I'm hosting on Github pages and it only issues a single cert for the one custom domain configured.

https://github.community/t5/GitHub-Pages/Does-GitHub-Pages-S...

Hopefully when I make some money I can move to a hosted setup where I can control it all.

[cdolan]

I did not have this issue on iPad OS

[woofcat]

  ~# dig -t A +short www.certera.io
  certera-io.github.io.
  185.199.108.153
  185.199.110.153
  185.199.111.153
  185.199.109.153

  ~# dig -t A +short certera.io
  185.199.108.153
  185.199.109.153
  185.199.110.153
  185.199.111.153

Looks like https://www.certera.io is going to github of which is only returning a cert for itself, and not his domain name.

[snowwrestler]

http://www.certera.io redirects properly to https://certera.io.

https://www.certera.io fails the certificate check.

It's a good example of the difficulty of getting TLS perfectly right.

In theory this set up is fine; the default behavior of all the browsers when typing "www.certera.io" is to interpret it as a request for http://www.certera.io.

But if the client has anything in place that automatically upgrades http to https before submitting the request, you're going to need a valid cert for the www subdomain in place or you'll throw a cert error before reaching the redirect.

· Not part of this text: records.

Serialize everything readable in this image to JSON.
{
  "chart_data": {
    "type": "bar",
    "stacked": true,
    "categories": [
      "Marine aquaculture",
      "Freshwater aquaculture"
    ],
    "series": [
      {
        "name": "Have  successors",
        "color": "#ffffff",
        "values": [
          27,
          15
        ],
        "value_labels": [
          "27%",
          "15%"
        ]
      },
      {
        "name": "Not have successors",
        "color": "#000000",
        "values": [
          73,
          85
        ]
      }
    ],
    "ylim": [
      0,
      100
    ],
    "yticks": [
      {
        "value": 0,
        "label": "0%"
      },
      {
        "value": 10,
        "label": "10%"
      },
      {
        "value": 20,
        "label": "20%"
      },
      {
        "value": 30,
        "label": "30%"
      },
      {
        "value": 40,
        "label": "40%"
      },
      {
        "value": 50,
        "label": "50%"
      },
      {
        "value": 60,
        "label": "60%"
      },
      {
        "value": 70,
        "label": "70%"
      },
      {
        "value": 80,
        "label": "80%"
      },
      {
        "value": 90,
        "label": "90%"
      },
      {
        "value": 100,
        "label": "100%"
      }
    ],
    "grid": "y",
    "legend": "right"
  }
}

Even if your site omits the www subdomain in production (as certera does), a lot of users will just type it in anyway. So, you better be ready to handle that request via https.

[certera]

You're spot on. I was aware of this limitation of GH pages and once I make money, I can start spending on actual hosting. I explained more above.

[donmcronald]

Looks cool. I'm going to try it out for my home lab setup. I like the docs layout. What is that?

Any thoughts on the license? How is it working? Why did you pick that? I like that type of license, but it's not very common. Drone does it too, but I haven't seen many others. You don't have to answer if you don't want to, but it's nice to see people deviating from standard licenses like GPL and MIT since I feel like those make it too easy for large businesses to take advantage of small projects.

Your licensing and attribution pages look like a lot of thought went into it, so you probably have some decent insight.

[certera]

GPL is great for certain types of products, however, infrastructure types of projects aren't one of them.

I haven't been marketing at all, and I just recently finished the first stable release, so the jury is still out on whether this is all a good idea or not!

The docs are based on ReadTheDocs, but settled on a single file layout instead of having multiple pages.